“There you are, Uncle!” The physician from last night comes rushing toward us, wiry gray hairs springing loose from her braid. “I’ve been begging him to bring you here all day,” she says to me. “Your friend has been fading since this morning.”
I round on Gregor. “She’sdying?”
He shrugs. “If I truly thought you could help, I would’ve fetched you long ago.”
The physician snorts. “I am the expert in such matters.” She takes my arm and pulls me in the direction she came from. “This way, Cousin.”
“Cousin?” Her address confirms my theory that Gregor is somehow related to me, but it’s still a shock. “Is he also my uncle?” I ask her.
“Yes.” She throws a harsh glance at Gregor as he falls into step behind us. “Apparently, he didn’t bother to explain anything.”
“Did you know me… before?”
“As much as one can know an infant.” She smiles a little. “As a matter of fact, you were the first baby I delivered on my own. I was barely your age.”
That means she can tell me about my parents, or at least my mother. “What’s your name?”
“Athene.” Her eyes gleam as they meet mine. “And you are Katarene.”
“Catrin.”
“If you wish.”
Her flat tone makes me wonder if my insistence is an insult, but I can’t help holding on to the person Mother Agnes and Magister Thomas raised me to be. “You can call me Cat.”
Athene’s cheek tightens in a half smile. “Very well, Cat.”
We stop at a green door with a white circle painted at eye level. A thick vertical line through the middle of the circle has a snake wrapped around it. “The mark of a physician,” Athene explains. “The family trade.”
“Does that mean you’re a physician, too?” I ask Gregor.
He chuckles deeply in his chest. “No, my brother had the skill for that, but I got the good looks.”
I assume he’s making a joke about his appearance. “Your brother?”
“My twin brother, actually.”
My father?
Athene opens the door and gestures for us to follow her inside. Stairs go up to the left, but she walks down the passage leading to the back of the house. At the end, a door on the right opens to a kitchen, with dried herbs hanging from the ceiling. Opposite is a sickroom, unlike any I’ve ever seen.
Though there are no windows, the air is fresh, almost with a breeze. Soft light comes from apple-size spheres of polished stone sitting on what in Gallian homes would be candlesticks. Their glow provides just the right amount of brightness—easy on the eyes, but enough to see a pale, motionless form on the bed.
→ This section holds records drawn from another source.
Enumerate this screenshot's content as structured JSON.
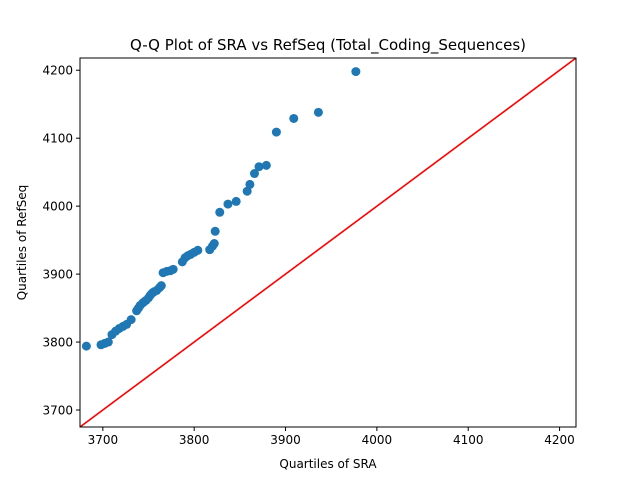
{
  "chart_data": {
    "type": "scatter",
    "title": "Q-Q Plot of SRA vs RefSeq (Total_Coding_Sequences)",
    "xlabel": "Quartiles of SRA",
    "ylabel": "Quartiles of RefSeq",
    "xlim": [
      3675,
      4218
    ],
    "ylim": [
      3675,
      4218
    ],
    "xticks": [
      3700,
      3800,
      3900,
      4000,
      4100,
      4200
    ],
    "yticks": [
      3700,
      3800,
      3900,
      4000,
      4100,
      4200
    ],
    "grid": false,
    "legend": "none",
    "marker_color": "#1f77b4",
    "reference_line": {
      "from": [
        3675,
        3675
      ],
      "to": [
        4218,
        4218
      ],
      "color": "#ff0000"
    },
    "points": [
      [
        3682,
        3794
      ],
      [
        3698,
        3796
      ],
      [
        3702,
        3798
      ],
      [
        3706,
        3800
      ],
      [
        3710,
        3811
      ],
      [
        3714,
        3816
      ],
      [
        3718,
        3820
      ],
      [
        3722,
        3823
      ],
      [
        3726,
        3826
      ],
      [
        3731,
        3833
      ],
      [
        3737,
        3846
      ],
      [
        3739,
        3850
      ],
      [
        3741,
        3854
      ],
      [
        3744,
        3858
      ],
      [
        3747,
        3861
      ],
      [
        3750,
        3865
      ],
      [
        3752,
        3869
      ],
      [
        3754,
        3872
      ],
      [
        3756,
        3874
      ],
      [
        3759,
        3876
      ],
      [
        3762,
        3880
      ],
      [
        3764,
        3883
      ],
      [
        3766,
        3902
      ],
      [
        3770,
        3904
      ],
      [
        3774,
        3905
      ],
      [
        3777,
        3907
      ],
      [
        3787,
        3918
      ],
      [
        3790,
        3924
      ],
      [
        3793,
        3927
      ],
      [
        3796,
        3929
      ],
      [
        3800,
        3932
      ],
      [
        3804,
        3935
      ],
      [
        3817,
        3936
      ],
      [
        3820,
        3941
      ],
      [
        3822,
        3945
      ],
      [
        3823,
        3963
      ],
      [
        3828,
        3991
      ],
      [
        3837,
        4003
      ],
      [
        3846,
        4007
      ],
      [
        3858,
        4022
      ],
      [
        3861,
        4032
      ],
      [
        3866,
        4048
      ],
      [
        3871,
        4058
      ],
      [
        3879,
        4060
      ],
      [
        3890,
        4109
      ],
      [
        3909,
        4129
      ],
      [
        3936,
        4138
      ],
      [
        3977,
        4198
      ]
    ]
  }
}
“Marguerite!” I rush to her side to kneel and take her cold hand in mine. Her head is wrapped in clean bandages, but the misshapenness is still evident. “Can she hear me?” I ask.
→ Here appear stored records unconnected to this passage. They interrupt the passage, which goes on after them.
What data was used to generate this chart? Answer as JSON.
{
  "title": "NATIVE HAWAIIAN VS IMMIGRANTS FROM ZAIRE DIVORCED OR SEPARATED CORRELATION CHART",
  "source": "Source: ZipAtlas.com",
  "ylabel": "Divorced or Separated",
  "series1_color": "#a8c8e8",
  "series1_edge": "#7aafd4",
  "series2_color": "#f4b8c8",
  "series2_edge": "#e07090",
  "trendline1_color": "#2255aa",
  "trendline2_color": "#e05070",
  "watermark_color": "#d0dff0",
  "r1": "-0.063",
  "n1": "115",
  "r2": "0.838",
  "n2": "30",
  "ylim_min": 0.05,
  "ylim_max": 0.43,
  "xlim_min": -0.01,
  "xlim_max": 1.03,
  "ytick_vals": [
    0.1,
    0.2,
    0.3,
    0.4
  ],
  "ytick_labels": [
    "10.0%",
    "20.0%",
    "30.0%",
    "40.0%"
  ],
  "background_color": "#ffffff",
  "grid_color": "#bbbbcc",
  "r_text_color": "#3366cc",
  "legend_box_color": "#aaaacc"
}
“She hears almost everything.” Athene moves a stool next to me, which I gratefully sit on. “If you wish to hear her, you must do more.”
“I have to touch her blood, right?” For once, I’m eager to do it.
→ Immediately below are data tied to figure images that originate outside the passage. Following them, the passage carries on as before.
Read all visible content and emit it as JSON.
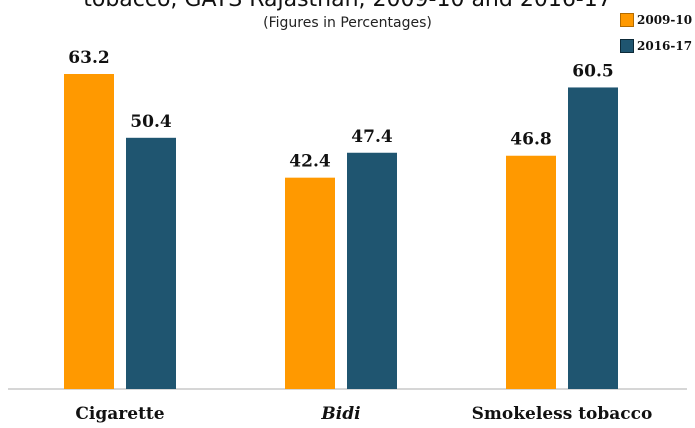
{
  "chart_data": {
    "type": "bar",
    "title": "tobacco, GATS Rajasthan, 2009-10 and 2016-17",
    "subtitle": "(Figures in Percentages)",
    "categories": [
      "Cigarette",
      "Bidi",
      "Smokeless tobacco"
    ],
    "category_italic": [
      false,
      true,
      false
    ],
    "series": [
      {
        "name": "2009-10",
        "color": "#FF9900",
        "values": [
          63.2,
          42.4,
          46.8
        ]
      },
      {
        "name": "2016-17",
        "color": "#1F5570",
        "values": [
          50.4,
          47.4,
          60.5
        ]
      }
    ],
    "ylim": [
      0,
      63.2
    ],
    "grid": false,
    "legend_position": "top-right"
  }
}
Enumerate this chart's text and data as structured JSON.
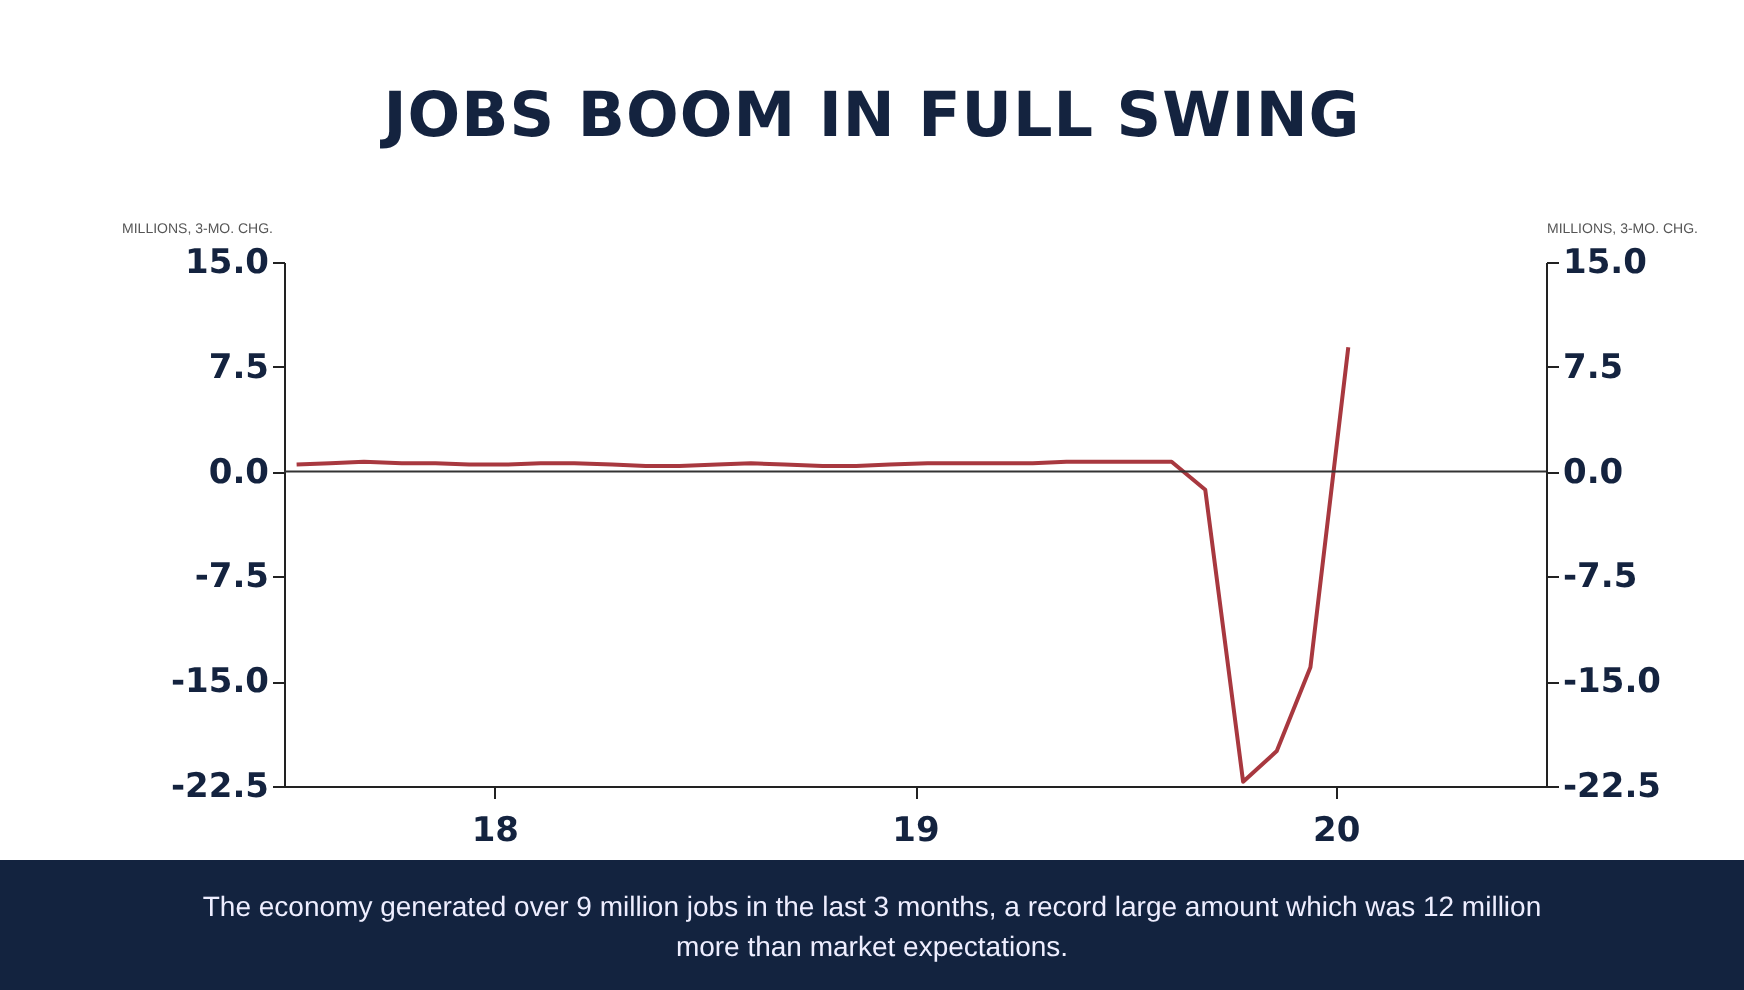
{
  "chart_data": {
    "type": "line",
    "title": "JOBS BOOM IN FULL SWING",
    "ylabel": "MILLIONS, 3-MO. CHG.",
    "y2label": "MILLIONS, 3-MO. CHG.",
    "annotations": [
      "The economy generated over 9 million jobs in the last 3 months, a record large amount which was 12 million more than market expectations."
    ],
    "x": [
      17.53,
      17.61,
      17.69,
      17.78,
      17.86,
      17.94,
      18.03,
      18.11,
      18.19,
      18.28,
      18.36,
      18.44,
      18.53,
      18.61,
      18.69,
      18.78,
      18.86,
      18.94,
      19.03,
      19.11,
      19.19,
      19.28,
      19.36,
      19.44,
      19.53,
      19.61,
      19.69,
      19.78,
      19.86,
      19.94,
      20.03
    ],
    "series": [
      {
        "color": "#a8383f",
        "values": [
          0.5,
          0.6,
          0.7,
          0.6,
          0.6,
          0.5,
          0.5,
          0.6,
          0.6,
          0.5,
          0.4,
          0.4,
          0.5,
          0.6,
          0.5,
          0.4,
          0.4,
          0.5,
          0.6,
          0.6,
          0.6,
          0.6,
          0.7,
          0.7,
          0.7,
          0.7,
          -1.3,
          -22.2,
          -20,
          -14,
          8.9
        ]
      }
    ],
    "xlim": [
      17.5,
      20.5
    ],
    "xticks": [
      18,
      19,
      20
    ],
    "ylim": [
      -22.5,
      15
    ],
    "yticks": [
      {
        "value": -22.5,
        "label": "-22.5"
      },
      {
        "value": -15,
        "label": "-15.0"
      },
      {
        "value": -7.5,
        "label": "-7.5"
      },
      {
        "value": 0,
        "label": "0.0"
      },
      {
        "value": 7.5,
        "label": "7.5"
      },
      {
        "value": 15,
        "label": "15.0"
      }
    ],
    "y2lim": [
      -22.5,
      15
    ],
    "y2ticks": [
      {
        "value": -22.5,
        "label": "-22.5"
      },
      {
        "value": -15,
        "label": "-15.0"
      },
      {
        "value": -7.5,
        "label": "-7.5"
      },
      {
        "value": 0,
        "label": "0.0"
      },
      {
        "value": 7.5,
        "label": "7.5"
      },
      {
        "value": 15,
        "label": "15.0"
      }
    ],
    "ref_lines": [
      {
        "axis": "y2",
        "value": 0,
        "color": "#333333"
      }
    ],
    "grid": false,
    "line_style": "solid"
  }
}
Gregor’s eyes narrow. “How did you know that?”
“Because I’ve done it,” I say. “Not intentionally, though.”
Athene smiles smugly at Gregor. “I told you.”
He shakes his head. “Not possible. It’s rare even in Selenae. Diluted blood should be even weaker.”
“I have a theory about that, but we have work to do first.” Athene turns Marguerite’s hand over and places a metallic stone in the center of her palm. “Contact with blood isn’t necessary if you use this,” she tells me. “Take her hand again.”